When POAs Are Part of a Reverse Transaction
Although the common law automatically imposes a fiduciary duty on every agent, most power of attorney documents do not explicitly specify this duty in the document. Agents can sometimes be unaware that they may not use the principal’s money or property for their own benefit. In a reverse mortgage transaction, this means that the agent is not permitted to use loan proceeds to benefit his or herself. Reverse mortgage professionals can reduce the risk that an agent will abuse a power of attorney by explaining and educating the agent about his or her responsibilities and limitations as power of attorney. An agent who knows the rules is more apt to play by them.

When it becomes clear that a power of attorney will be used in a reverse mortgage transaction, there should be a discussion with the agent about the duty owed to the principal, a review of the power of attorney document, and written instructions provided to the agent explaining his or her responsibilities, powers and limitations. This discussion should be confirmed in a letter to the agent summarizing the conversation.
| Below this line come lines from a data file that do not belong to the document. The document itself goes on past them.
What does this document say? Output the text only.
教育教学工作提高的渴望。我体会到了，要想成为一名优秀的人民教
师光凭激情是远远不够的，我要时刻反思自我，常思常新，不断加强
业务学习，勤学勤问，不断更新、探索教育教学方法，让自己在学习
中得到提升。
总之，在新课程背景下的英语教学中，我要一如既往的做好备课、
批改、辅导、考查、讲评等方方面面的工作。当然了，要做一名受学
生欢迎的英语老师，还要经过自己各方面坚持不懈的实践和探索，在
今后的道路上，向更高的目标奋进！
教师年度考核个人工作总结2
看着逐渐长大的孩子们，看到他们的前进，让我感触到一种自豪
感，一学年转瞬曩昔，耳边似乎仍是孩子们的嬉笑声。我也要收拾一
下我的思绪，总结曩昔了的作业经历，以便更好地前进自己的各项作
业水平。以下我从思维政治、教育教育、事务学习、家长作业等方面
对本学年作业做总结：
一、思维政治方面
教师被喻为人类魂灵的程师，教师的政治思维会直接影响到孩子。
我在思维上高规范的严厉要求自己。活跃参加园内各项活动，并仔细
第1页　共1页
If the power of attorney identifies an alternate or successor agent, a copy of the letter can also be sent to this individual to give notice that the power of attorney will be used for a reverse mortgage transaction on behalf of the principal.

The loan file should contain notes documenting the purpose of the reverse mortgage transaction and detailing exactly what the loan proceeds will be used for. The file should clearly indicate that the purpose of the loan is to benefit the borrower and that the loan proceeds will only be used for this purpose. Often, the agent will be a family member who lives with or cares for the senior borrower; take caution to explicitly state that the loan proceeds cannot be used for the agent’s benefit despite this arrangement.
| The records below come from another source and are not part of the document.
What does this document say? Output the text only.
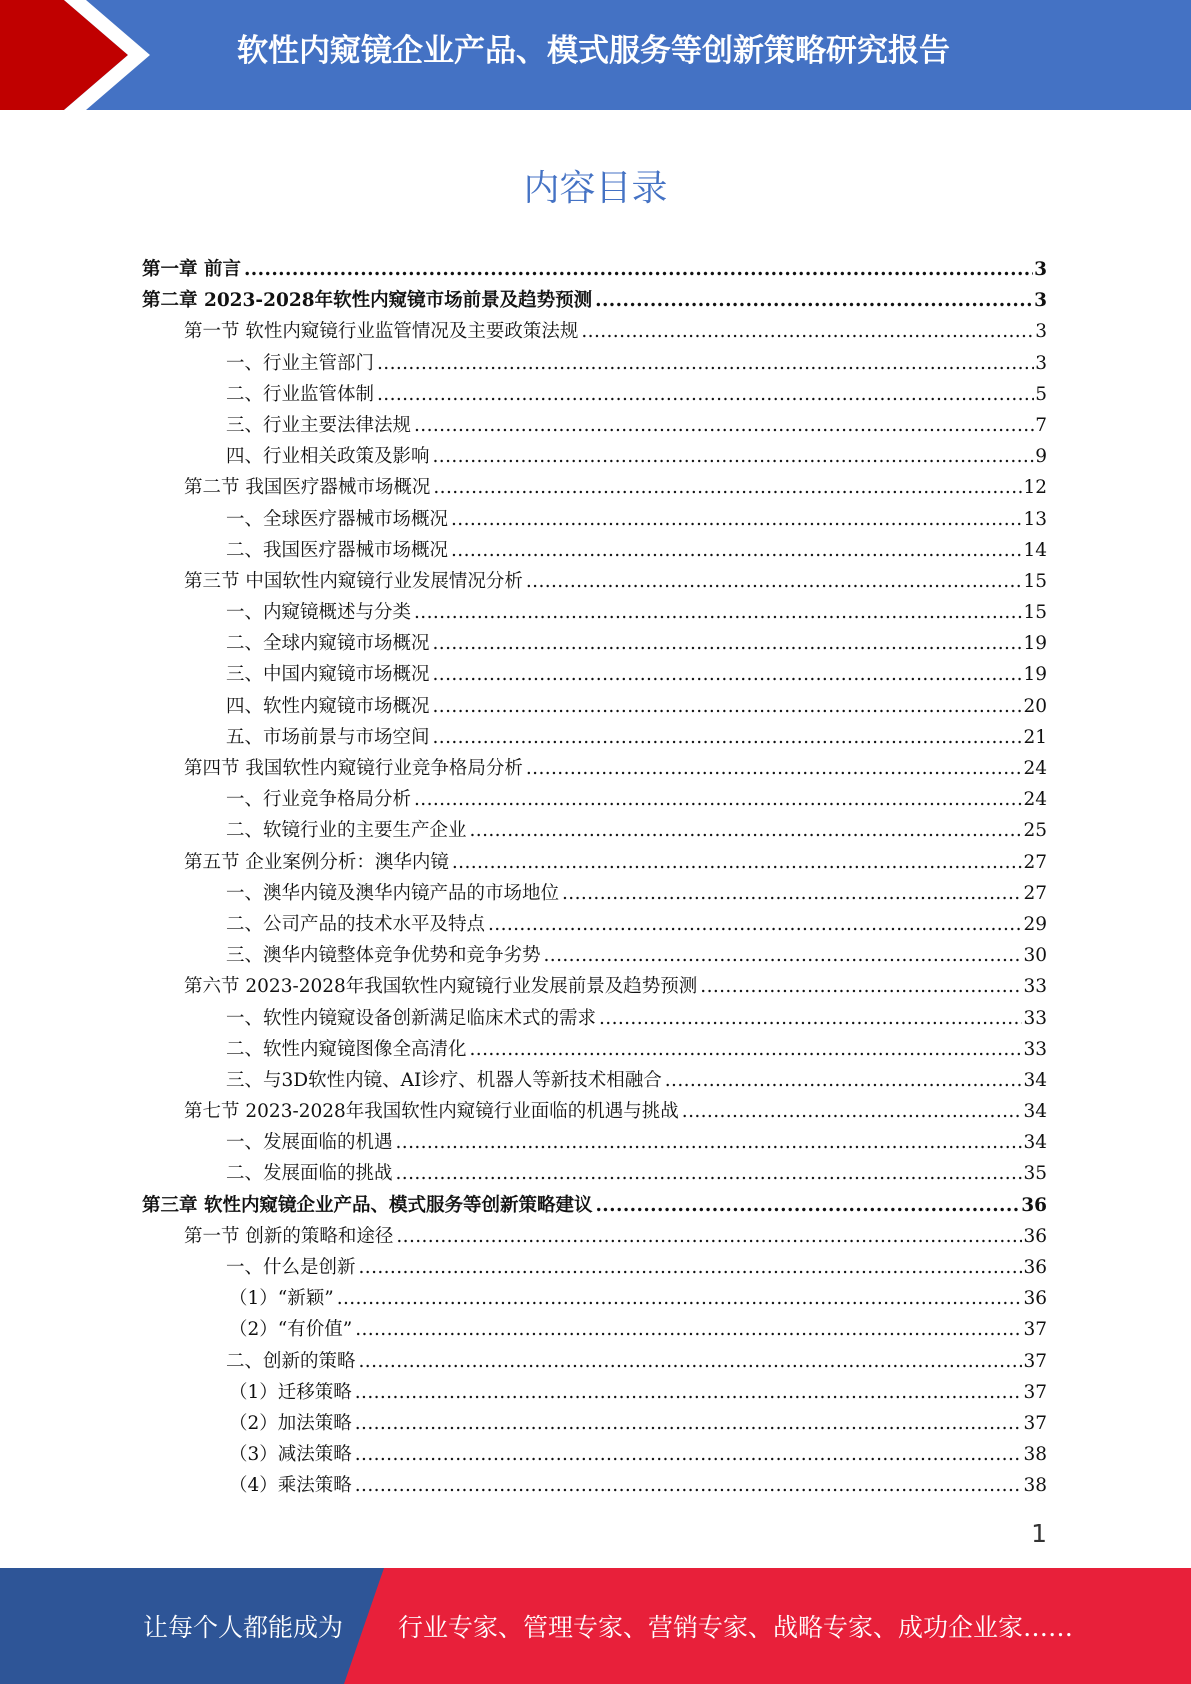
软性内窥镜企业产品、模式服务等创新策略研究报告
内容目录
第一章 前言 .....	3
第二章 2023-2028年软性内窥镜市场前景及趋势预测 .....	3
第一节 软性内窥镜行业监管情况及主要政策法规 .....	3
一、行业主管部门 .....	3
二、行业监管体制 .....	5
三、行业主要法律法规 .....	7
四、行业相关政策及影响 .....	9
第二节 我国医疗器械市场概况 .....	12
一、全球医疗器械市场概况 .....	13
二、我国医疗器械市场概况 .....	14
第三节 中国软性内窥镜行业发展情况分析 .....	15
一、内窥镜概述与分类 .....	15
二、全球内窥镜市场概况 .....	19
三、中国内窥镜市场概况 .....	19
四、软性内窥镜市场概况 .....	20
五、市场前景与市场空间 .....	21
第四节 我国软性内窥镜行业竞争格局分析 .....	24
一、行业竞争格局分析 .....	24
二、软镜行业的主要生产企业 .....	25
第五节 企业案例分析：澳华内镜 .....	27
一、澳华内镜及澳华内镜产品的市场地位 .....	27
二、公司产品的技术水平及特点 .....	29
三、澳华内镜整体竞争优势和竞争劣势 .....	30
第六节 2023-2028年我国软性内窥镜行业发展前景及趋势预测 .....	33
一、软性内镜窥设备创新满足临床术式的需求 .....	33
二、软性内窥镜图像全高清化 .....	33
三、与3D软性内镜、AI诊疗、机器人等新技术相融合 .....	34
第七节 2023-2028年我国软性内窥镜行业面临的机遇与挑战 .....	34
一、发展面临的机遇 .....	34
二、发展面临的挑战 .....	35
第三章 软性内窥镜企业产品、模式服务等创新策略建议 .....	36
第一节 创新的策略和途径 .....	36
一、什么是创新 .....	36
（1）“新颖” .....	36
（2）“有价值” .....	37
二、创新的策略 .....	37
（1）迁移策略 .....	37
（2）加法策略 .....	37
（3）减法策略 .....	38
（4）乘法策略 .....	38
1
让每个人都能成为 行业专家、管理专家、营销专家、战略专家、成功企业家……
Steps such as these help reverse mortgage professionals create both documentary and testimonial evidence that can be used if there is a criminal or civil proceeding to demonstrate that the agent knew his or her conduct was unauthorized. If the agent commits abuse, the testimony about the power of attorney discussion and a copy of the confirming letter and related documents will be compelling evidence against the agent in any civil or criminal case. Moreover, this type of evidence will help protect the reverse mortgage professional from allegations that he or she had notice that the agent would misappropriate the funds or that the agent would breach the fiduciary duty and defraud the senior borrower.
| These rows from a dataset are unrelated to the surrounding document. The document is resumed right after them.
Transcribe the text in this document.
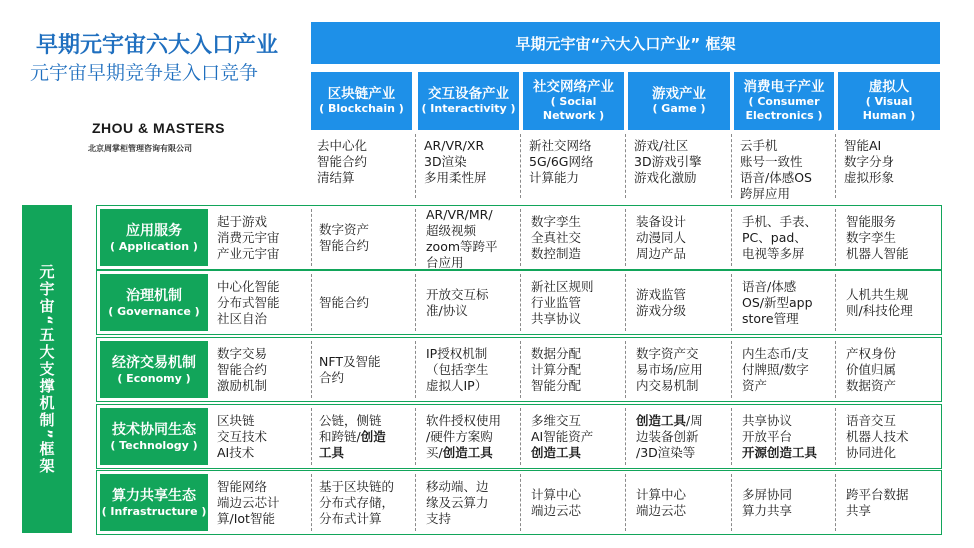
早期元宇宙六大入口产业
元宇宙早期竞争是入口竞争
ZHOU & MASTERS
北京周掌柜管理咨询有限公司
早期元宇宙“六大入口产业” 框架
元宇宙“五大支撑机制”框架
区块链产业
( Blockchain )
去中心化
智能合约
清结算
交互设备产业
( Interactivity )
AR/VR/XR
3D渲染
多用柔性屏
社交网络产业
( Social
Network )
新社交网络
5G/6G网络
计算能力
游戏产业
( Game )
游戏/社区
3D游戏引擎
游戏化激励
消费电子产业
( Consumer
Electronics )
云手机
账号一致性
语音/体感OS
跨屏应用
虚拟人
( Visual
Human )
智能AI
数字分身
虚拟形象
应用服务
( Application )
起于游戏
消费元宇宙
产业元宇宙
数字资产
智能合约
AR/VR/MR/
超级视频
zoom等跨平
台应用
数字孪生
全真社交
数控制造
装备设计
动漫同人
周边产品
手机、手表、
PC、pad、
电视等多屏
智能服务
数字孪生
机器人智能
治理机制
( Governance )
中心化智能
分布式智能
社区自治
智能合约
开放交互标
准/协议
新社区规则
行业监管
共享协议
游戏监管
游戏分级
语音/体感
OS/新型app
store管理
人机共生规
则/科技伦理
经济交易机制
( Economy )
数字交易
智能合约
激励机制
NFT及智能
合约
IP授权机制
（包括孪生
虚拟人IP）
数据分配
计算分配
智能分配
数字资产交
易市场/应用
内交易机制
内生态币/支
付牌照/数字
资产
产权身份
价值归属
数据资产
技术协同生态
( Technology )
区块链
交互技术
AI技术
公链，侧链
和跨链/创造
工具
软件授权使用
/硬件方案购
买/创造工具
多维交互
AI智能资产
创造工具
创造工具/周
边装备创新
/3D渲染等
共享协议
开放平台
开源创造工具
语音交互
机器人技术
协同进化
算力共享生态
( Infrastructure )
智能网络
端边云芯计
算/Iot智能
基于区块链的
分布式存储，
分布式计算
移动端、边
缘及云算力
支持
计算中心
端边云芯
计算中心
端边云芯
多屏协同
算力共享
跨平台数据
共享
Reverse mortgage professionals provide senior clients with the ability to tap into their home equity through a HECM. In some situations, it is necessary to complete the transaction through a power of attorney because of the client’s failing health. By understanding the risks involved in using a power of attorney and by taking appropriate action, reverse mortgage professionals can help prevent the financial abuse of their elderly clients, assist in the civil or criminal prosecutions of the abusers, and help insulate themselves and their companies from potential liability.